An Open Cylindrical Tank of Acid....

[The-Mad-Lisper]

Homework Statement

An open cylindrical tank of acid rests at the edge of a table $2.20\cdot 10^0\ m$ above the floor of the chemistry lab. If this tank springs a small hole in the side at its base, how far from the foot of the table will the acid hit the floor if the acid in the tank is $7.00\cdot10^{-1}\ m$ deep?
Let $\rho$ be the mass density of acid, $g$ be the acceleration of gravity, $h_{tank}$ be the depth of the tank, and $h_0$ the height of the base of the tank.

Homework Equations

$p_1+\rho g y_1+\frac{1}{2}\rho {v_1}^2=p_2+\rho g y_2+\frac{1}{2}\rho {v_2}^2$ (Bernoulli's Equation)

The Attempt at a Solution

$\Delta x = vt$

$\frac{1}{2}gt^2=h_0$
$t^2=\frac{2h_0}{g}$
$t=\sqrt{\frac{2h_0}{g}}$

$\rho g h_{tank}=\frac{1}{2}\rho v^2$
$gh_{tank}=\frac{1}{2}v^2$
$v^2=2gh_{tank}$
$v=\sqrt{2gh_{tank}}$

$\Delta x=\sqrt{gh_{tank}} \sqrt{\frac{2h_0}{g}}$
$\Delta x=\sqrt{\frac{2gh_{tank}h_0}{g}}$
$\Delta x=\sqrt{2h_{tank}h_0}$
$\Delta x=\sqrt{2\cdot 7.00\cdot 10^{-1}\ m\cdot 2.20\cdot 10^0\ m}$
$\Delta x=\sqrt{3.08\cdot 10^0\ m^2}$
$\Delta x = 1.75\cdot 10^0\ m$

Unfortunately, $1.75\ m$ is not the correct answer. Perhaps I am not setting up Bernoulli's equation correctly for this problem.

 

[SteamKing]

Homework Statement

An open cylindrical tank of acid rests at the edge of a table $2.20\cdot 10^0\ m$ above the floor of the chemistry lab. If this tank springs a small hole in the side at its base, how far from the foot of the table will the acid hit the floor if the acid in the tank is $7.00\cdot10^{-1}\ m$ deep?
Let $\rho$ be the mass density of acid, $g$ be the acceleration of gravity, $h_{tank}$ be the depth of the tank, and $h_0$ the height of the base of the tank.

Homework Equations

$p_1+\rho g y_1+\frac{1}{2}\rho {v_1}^2=p_2+\rho g y_2+\frac{1}{2}\rho {v_2}^2$ (Bernoulli's Equation)

The Attempt at a Solution

$\Delta x = vt$

$\frac{1}{2}gt^2=h_0$
$t^2=\frac{2h_0}{g}$
$t=\sqrt{\frac{2h_0}{g}}$

$\rho g h_{tank}=\frac{1}{2}\rho v^2$
$gh_{tank}=\frac{1}{2}v^2$
$v^2=2gh_{tank}$
$v=\sqrt{2gh_{tank}}$

$\Delta x=\sqrt{gh_{tank}} \sqrt{\frac{2h_0}{g}}$
$\Delta x=\sqrt{\frac{2gh_{tank}h_0}{g}}$
$\Delta x=\sqrt{2h_{tank}h_0}$
$\Delta x=\sqrt{2\cdot 7.00\cdot 10^{-1}\ m\cdot 2.20\cdot 10^0\ m}$
$\Delta x=\sqrt{3.08\cdot 10^0\ m^2}$
$\Delta x = 1.75\cdot 10^0\ m$

Unfortunately, $1.75\ m$ is not the correct answer. Perhaps I am not setting up Bernoulli's equation correctly for this problem.

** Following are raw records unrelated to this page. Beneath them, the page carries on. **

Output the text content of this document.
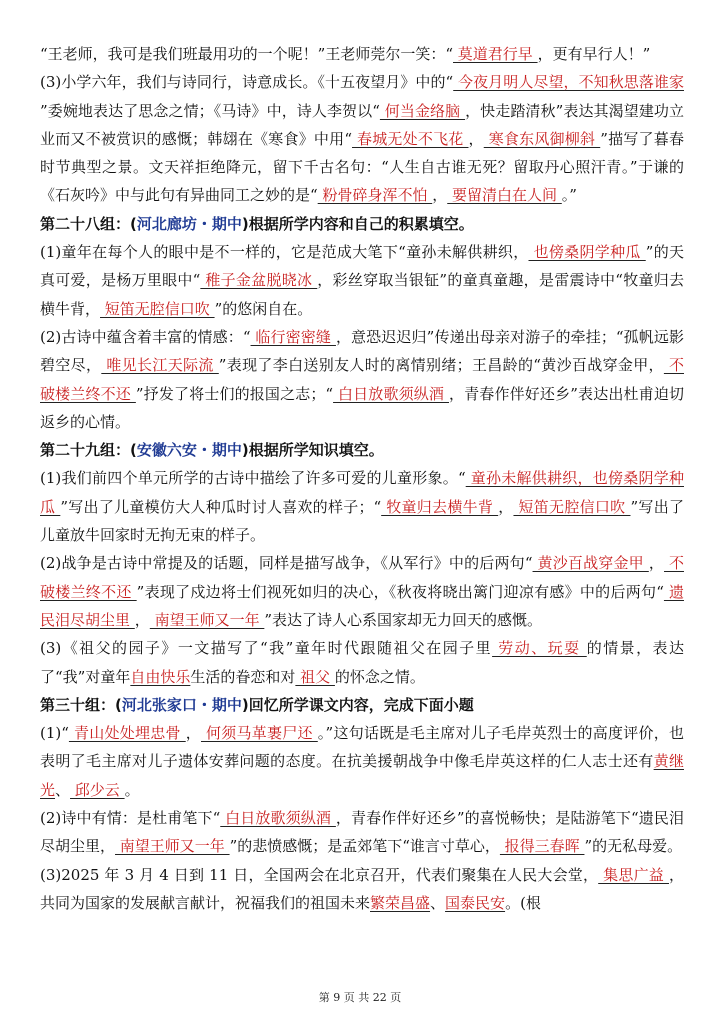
“王老师，我可是我们班最用功的一个呢！”王老师莞尔一笑：“ 莫道君行早 ，更有早行人！”

(3)小学六年，我们与诗同行，诗意成长。《十五夜望月》中的“ 今夜月明人尽望，不知秋思落谁家 ”委婉地表达了思念之情；《马诗》中，诗人李贺以“ 何当金络脑 ，快走踏清秋”表达其渴望建功立业而又不被赏识的感慨；韩翃在《寒食》中用“ 春城无处不飞花 ， 寒食东风御柳斜 ”描写了暮春时节典型之景。文天祥拒绝降元，留下千古名句：“人生自古谁无死？留取丹心照汗青。”于谦的《石灰吟》中与此句有异曲同工之妙的是“ 粉骨碎身浑不怕 ， 要留清白在人间 。”

第二十八组：(河北廊坊・期中)根据所学内容和自己的积累填空。

(1)童年在每个人的眼中是不一样的，它是范成大笔下“童孙未解供耕织， 也傍桑阴学种瓜 ”的天真可爱，是杨万里眼中“ 稚子金盆脱晓冰 ，彩丝穿取当银钲”的童真童趣，是雷震诗中“牧童归去横牛背， 短笛无腔信口吹 ”的悠闲自在。

(2)古诗中蕴含着丰富的情感：“ 临行密密缝 ，意恐迟迟归”传递出母亲对游子的牵挂；“孤帆远影碧空尽， 唯见长江天际流 ”表现了李白送别友人时的离情别绪；王昌龄的“黄沙百战穿金甲， 不破楼兰终不还 ”抒发了将士们的报国之志；“ 白日放歌须纵酒 ，青春作伴好还乡”表达出杜甫迫切返乡的心情。

第二十九组：(安徽六安・期中)根据所学知识填空。

(1)我们前四个单元所学的古诗中描绘了许多可爱的儿童形象。“ 童孙未解供耕织，也傍桑阴学种瓜 ”写出了儿童模仿大人种瓜时讨人喜欢的样子；“ 牧童归去横牛背 ， 短笛无腔信口吹 ”写出了儿童放牛回家时无拘无束的样子。

(2)战争是古诗中常提及的话题，同样是描写战争，《从军行》中的后两句“ 黄沙百战穿金甲 ， 不破楼兰终不还 ”表现了戍边将士们视死如归的决心，《秋夜将晓出篱门迎凉有感》中的后两句“ 遗民泪尽胡尘里 ， 南望王师又一年 ”表达了诗人心系国家却无力回天的感慨。

(3)《祖父的园子》一文描写了“我”童年时代跟随祖父在园子里 劳动、玩耍 的情景，表达了“我”对童年自由快乐生活的眷恋和对 祖父 的怀念之情。

第三十组：(河北张家口・期中)回忆所学课文内容，完成下面小题

(1)“ 青山处处埋忠骨 ， 何须马革裹尸还 。”这句话既是毛主席对儿子毛岸英烈士的高度评价，也表明了毛主席对儿子遗体安葬问题的态度。在抗美援朝战争中像毛岸英这样的仁人志士还有黄继光、 邱少云 。

(2)诗中有情：是杜甫笔下“ 白日放歌须纵酒 ，青春作伴好还乡”的喜悦畅快；是陆游笔下“遗民泪尽胡尘里， 南望王师又一年 ”的悲愤感慨；是孟郊笔下“谁言寸草心， 报得三春晖 ”的无私母爱。

(3)2025 年 3 月 4 日到 11 日，全国两会在北京召开，代表们聚集在人民大会堂， 集思广益 ，共同为国家的发展献言献计，祝福我们的祖国未来繁荣昌盛、国泰民安。(根

第 9 页 共 22 页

No, the problem is not with the Bernoulli equation.

You have:

$t=\sqrt{\frac{2h_0}{g}}$

and

$v=\sqrt{2gh_{tank}}$

when you combine these two equations:

$\Delta x=\sqrt{gh_{tank}} \sqrt{\frac{2h_0}{g}}$

you dropped one of the factors of 2 under the radical sign for some reason.